Hotel-industry.co.uk: Is their solid evidence to suggest that guest preferences are “going green”?
Tymms: There are a number of surveys that demonstrate such a trend for the hotel marketplace and these support wider UK research of an increasing environmental awareness in both consumer and business buying decisions. One survey by Devon County Council showed that many guests consider environmental issues when booking a hotel and that three quarters think a green business is likely to be more quality conscious. A Travelocity report, stated that 80% of travellers are willing to pay extra to visit an eco-friendly destination or business. Exact figures vary survey to survey but together they do show a fundamental shift in peoples buying behaviour.
Hotel-industry.co.uk: Marketing aside, is it easy to measure ROI on green initiatives?
Tymms: It is possible for every hotel to measure their ROI from green initiatives, both in terms of the sales/marketing benefits and cost savings.
Whether the cost savings focus on water, waste, electricity (or almost anything else used or produced in the hotel), environmental management will measure these, before, during and after steps are taken to reduce the associated environmental impact. The most important measurement will then be visible directly on the bottom line – how much is financially being saved. The Carbon Trust point out that with a few no-cost measures hotels could save 10% of business energy costs in the short term; and with a few low-cost options this could improve still further to around 20%.
Hotel-industry.co.uk: Do you have a word of warning for hoteliers that repeatedly ignore the green market?
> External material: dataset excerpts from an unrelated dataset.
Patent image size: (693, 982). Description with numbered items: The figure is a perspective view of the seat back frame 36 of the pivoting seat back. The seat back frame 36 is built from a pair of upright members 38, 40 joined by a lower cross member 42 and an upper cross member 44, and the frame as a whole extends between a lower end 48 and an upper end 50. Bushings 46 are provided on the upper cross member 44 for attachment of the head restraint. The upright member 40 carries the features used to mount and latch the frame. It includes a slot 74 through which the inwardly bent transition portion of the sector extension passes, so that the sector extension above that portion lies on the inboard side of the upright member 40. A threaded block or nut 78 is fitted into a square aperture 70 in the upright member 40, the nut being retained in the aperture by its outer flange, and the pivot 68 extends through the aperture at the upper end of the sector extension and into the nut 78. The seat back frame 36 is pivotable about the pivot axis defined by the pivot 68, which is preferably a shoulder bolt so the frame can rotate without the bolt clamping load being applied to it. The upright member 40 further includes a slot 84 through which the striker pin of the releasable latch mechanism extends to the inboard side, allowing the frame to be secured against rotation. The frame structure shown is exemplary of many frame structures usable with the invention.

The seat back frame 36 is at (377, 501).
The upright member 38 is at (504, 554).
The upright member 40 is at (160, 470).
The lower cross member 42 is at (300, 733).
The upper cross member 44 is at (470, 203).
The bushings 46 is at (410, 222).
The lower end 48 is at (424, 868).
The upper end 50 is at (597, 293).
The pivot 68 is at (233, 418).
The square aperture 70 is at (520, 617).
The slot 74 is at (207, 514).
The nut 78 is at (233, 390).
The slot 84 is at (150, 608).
Tymms: I would anticipate that hoteliers who rely on business trade may be the first to start seeing customers staying elsewhere if they aren’t making any efforts to demonstrate environmental responsibility. Bingham’s hotel in Richmond report their environmental position is key to winning new business customers and this is something that is continuing to rise in importance. Such an approach will also become an increasing important factor in the consumer market. However, any hotelier who is ignoring the wider environmental issue is missing an opportunity – there are numerous cost savings to be made as well as the marketing and revenue benefits.
Hotel-industry.co.uk: What would be your advice for hoteliers looking to improve their green credentials for marketing purposes?
Tymms: It is important that hoteliers look at their proposition as a whole, and make sure their green marketing effort is supported by real green diligence. Failing to do this would be a sure-fire way to put their brand at the risk of ‘greenwash’ accusations. This is why we developed Green Edge, to support organisations consistently across both environmental management and green marketing activity.
I would recommend that organisations demonstrate their commitment by starting with action – reducing the hotels consumption, waste, energy and building a good base of local sourcing. Following the GTBS structure is a good start. When marketing, be aware of the Advertising Standards Authority guidance on the use of ‘green claims’ like ‘sustainable’, ‘zero waste’ and environmentally friendly’ – make sure any claims are sincere and well substantiated with evidence.
Look at the hotels that are doing it well such as Stratton’s in Norfolk; and consider how you are going to reach the growing number of customers who are making green choices.